Having André Gower (who played child protagonist Sean in the original film) at the helm no doubt helped guarantee the participation of so many of the cast and crew, including Dekker and his co-writer Shane Black (Lethal Weapon, Kiss Kiss Bang Bang, The Nice Guys), and seemingly the late Stan Winston’s entire make-up and effects personnel (all of whom had their careers made by The Monster Squad). The film follows the template established by Best Worst Movie, a documentary on Claudio Fragesso’s Troll 2  similarly directed by one of its subject’s child stars (Michael Stephenson), and similarly following the arc of box-office failure, disappearance, and surprise rebirth. The difference, though, is that Troll 2 is now received with affectionate irony as one of those so-bad-it’s-good titles best viewed in a hipster crowd – whereas the fanbase for The Monster Squad adores it with unironic sincerity and wonder, and has done so since childhood.

Wolfman’s Got Nards is definitely a love-in – and the many fans of The Monster Squad that it documents include people like Adam Green and Joe Lynch, who having seen and loved it as kids have gone on to become horror filmmakers (and FrightFest favourites) in their own right.

FrightFest: Beneath The Dark Heart Of Cinema

The self-regard peaks here. The only thing that would have made the experience of sitting among a FrightFest audience taking in a film about FrightFest and its audience  (with many of those in the theatre also appearing on screen) even more reflexive would have been to replace the film with a giant mirror, tilted slightly downward so we could all just watch ourselves watching. Chris Collier’s documentary takes in the history of the festival and its organisers, beginning in a middle that was also a kind of end: the very last screening that the festival enjoyed at its most popular venue, the old Empire on Leicester Square, in 2012. From there it works back to the early days in the Prince Charles, and then through a series of venues that have dissipated and atomised the festival experience in a way that reflects the changing ways we watch films in general.

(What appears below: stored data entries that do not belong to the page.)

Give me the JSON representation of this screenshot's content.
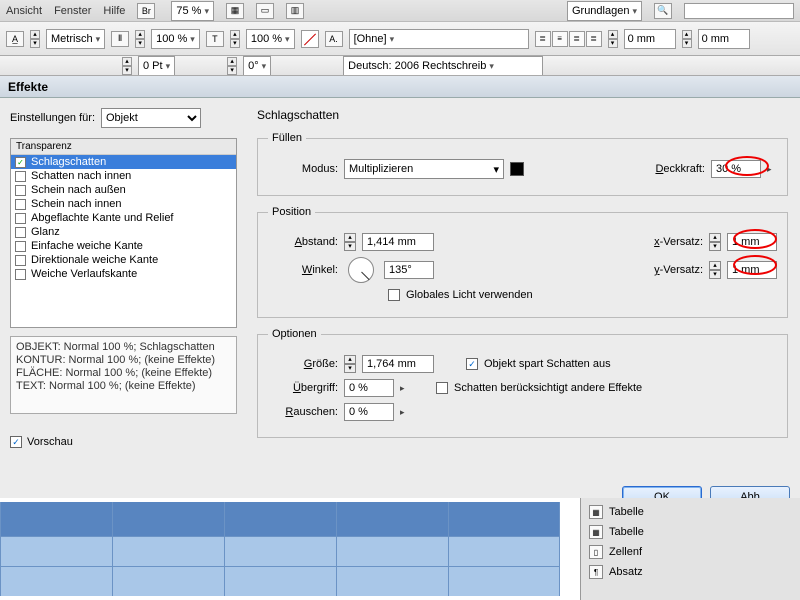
{
  "menubar": {
    "items": [
      "Ansicht",
      "Fenster",
      "Hilfe"
    ],
    "brand": "Br",
    "zoom": "75 %",
    "right_label": "Grundlagen"
  },
  "toolbar": {
    "scale_mode": "Metrisch",
    "scale1": "100 %",
    "scale2": "100 %",
    "pt": "0 Pt",
    "deg": "0°",
    "style": "[Ohne]",
    "lang": "Deutsch: 2006 Rechtschreib",
    "mm1": "0 mm",
    "mm2": "0 mm"
  },
  "dialog": {
    "title": "Effekte",
    "settings_label": "Einstellungen für:",
    "settings_value": "Objekt",
    "effect_header": "Transparenz",
    "effects": [
      {
        "label": "Schlagschatten",
        "checked": true,
        "selected": true
      },
      {
        "label": "Schatten nach innen",
        "checked": false
      },
      {
        "label": "Schein nach außen",
        "checked": false
      },
      {
        "label": "Schein nach innen",
        "checked": false
      },
      {
        "label": "Abgeflachte Kante und Relief",
        "checked": false
      },
      {
        "label": "Glanz",
        "checked": false
      },
      {
        "label": "Einfache weiche Kante",
        "checked": false
      },
      {
        "label": "Direktionale weiche Kante",
        "checked": false
      },
      {
        "label": "Weiche Verlaufskante",
        "checked": false
      }
    ],
    "info": [
      "OBJEKT: Normal 100 %; Schlagschatten",
      "KONTUR: Normal 100 %; (keine Effekte)",
      "FLÄCHE: Normal 100 %; (keine Effekte)",
      "TEXT: Normal 100 %; (keine Effekte)"
    ],
    "preview_label": "Vorschau",
    "panel_title": "Schlagschatten",
    "fill": {
      "legend": "Füllen",
      "mode_label": "Modus:",
      "mode_value": "Multiplizieren",
      "opacity_label": "Deckkraft:",
      "opacity_value": "30 %"
    },
    "position": {
      "legend": "Position",
      "distance_label": "Abstand:",
      "distance_value": "1,414 mm",
      "angle_label": "Winkel:",
      "angle_value": "135°",
      "global_light": "Globales Licht verwenden",
      "x_label": "x-Versatz:",
      "x_value": "1 mm",
      "y_label": "y-Versatz:",
      "y_value": "1 mm"
    },
    "options": {
      "legend": "Optionen",
      "size_label": "Größe:",
      "size_value": "1,764 mm",
      "spread_label": "Übergriff:",
      "spread_value": "0 %",
      "noise_label": "Rauschen:",
      "noise_value": "0 %",
      "knockout": "Objekt spart Schatten aus",
      "honors": "Schatten berücksichtigt andere Effekte"
    },
    "ok": "OK",
    "cancel": "Abb"
  },
  "rightPanel": {
    "items": [
      "Tabelle",
      "Tabelle",
      "Zellenf",
      "Absatz"
    ]
  }
}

Along the way, there are extensive interviews with organisers Alan Jones, Paul McEvoy, Ian Rattray and Greg Day, as well as with various directors who have attended over the years, and many diehard fans – all to the accompaniment of a treasure trove of archival footage tracing the event’s thousand faces. Perhaps under the influence of Jones’ predilection for disco, FrightFest has long adopted the slogan “We are family”, and boasted of the friendly camaraderie and strong bonds that have developed between participants, many of whom organise their annual calendar around its different incarnations and regard each one as a big, happy, boozy reunion. Yet one of the paradoxes that emerges from the organisers’ often disarmingly candid contributions to this documentary is that they themselves, while brilliant programmers and coordinators, are by no means the best of friends (editor Craig Ennis’ cutaway during this section to Jones sporting an Attack Of The Adult Babies T-shirt is very sly). How ironic that the festival’s much-vaunted family atmosphere should be born, alchemically, out of so much dysfunction.

Perhaps that tension is the ultimate metaphor for the workings of horror – the genre where domestic contentment practically always conceals a dark heart. The big question, though, is whether films like this – marginalia even within their own often marginalised genre – can ever have any appeal to a wider audience. At FrightFest itself, however, it could not have been more at home.

Cult Of Terror, Wolfman’s Got Nards and FrightFest: Beneath The Dark Heart Of Cinema were seen and reviewed at Arrow Video FrightFest.